Percy Bysshe Shelley, Keats's fellow romantic wunderkind, used the autumn as a metaphor for inspiration and revolution in "Ode to the West Wind." While Keats's ode moves at a somnolent pace, Shelley's poem is fast-moving and electric.
O Wild West Wind, thou breath of Autumn's being
Thou from whose unseen presence the leaves dead
Are driven like ghosts from an enchanter fleeing,
Yellow, and black, and pale, and hectic red,
Pestilence-stricken multitudes! O thou
Who chariotest to their dark wintry bed
The wingèd seeds, where they lie cold and low,
Each like a corpse within its grave, until
Thine azure sister of the Spring shall blow
Her clarion o'er the dreaming earth, and fill
(Driving sweet buds like flocks to feed in air)

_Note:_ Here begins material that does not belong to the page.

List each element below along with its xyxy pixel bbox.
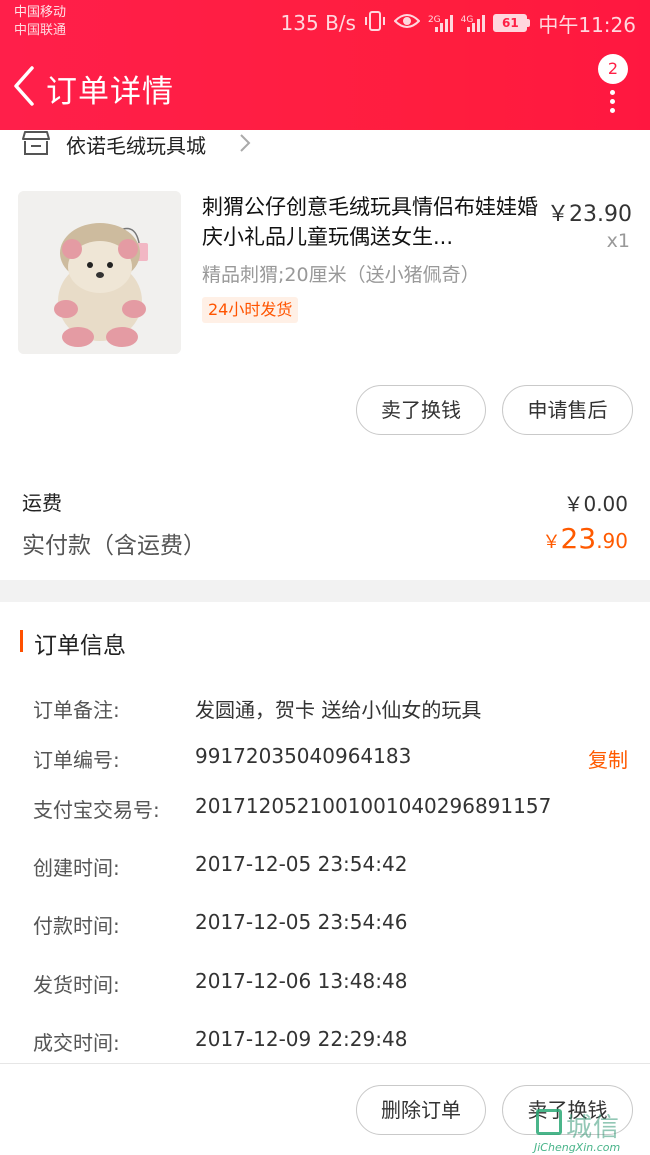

With living hues and odours plain and hill;
Wild Spirit, which art moving everywhere;
Destroyer and preserver; hear, O hear!
In stark contrast to the rich treatment of autumn by the two Romantics, E. E. Cummings focused on (and imitated) the action of a falling leaf in this clever and artful poem.
It might help you to see the poem "unbroken," in which case it reads: "l(a leaf falls) oneliness." Cummings wrote the sentence so that the action of a leaf falling is actually contained within the word "loneliness." And you can see how skilled he was at using line breaks and spacing to create an effect.
Robert Frost--perhaps America's best nature poet--uses the autumn as a metaphor for beauty's impermanence in the short lyric "Nothing Gold Can Stay."
Nature's first green is gold,
Her hardest hue to hold,
Her early leaf's a flower;
But only so an hour.
Then leaf subsides to leaf.
So Eden sank to grief,
So dawn goes down to day.
Nothing gold can stay.
Finally, here's "A Vagabond Song" by the Canadian poet Bliss Carman. In it, Carman highlights the connection he feels to autumn, and how it appeals to the wanderer in him.
There is something in the autumn that is native to my blood--
Touch of manner, hint of mood;
And my heart is like a rhyme,
With the yellow and the purple and the crimson keeping time.
The scarlet of the maples can shake me like a cry
Of bugles going by.
And my lonely spirit thrills
To see the frosty asters like a smoke upon the hills.
There is something in October sets the gypsy blood astir;
We must rise and follow her,
When from every hill of flame
She calls and calls each vagabond by name.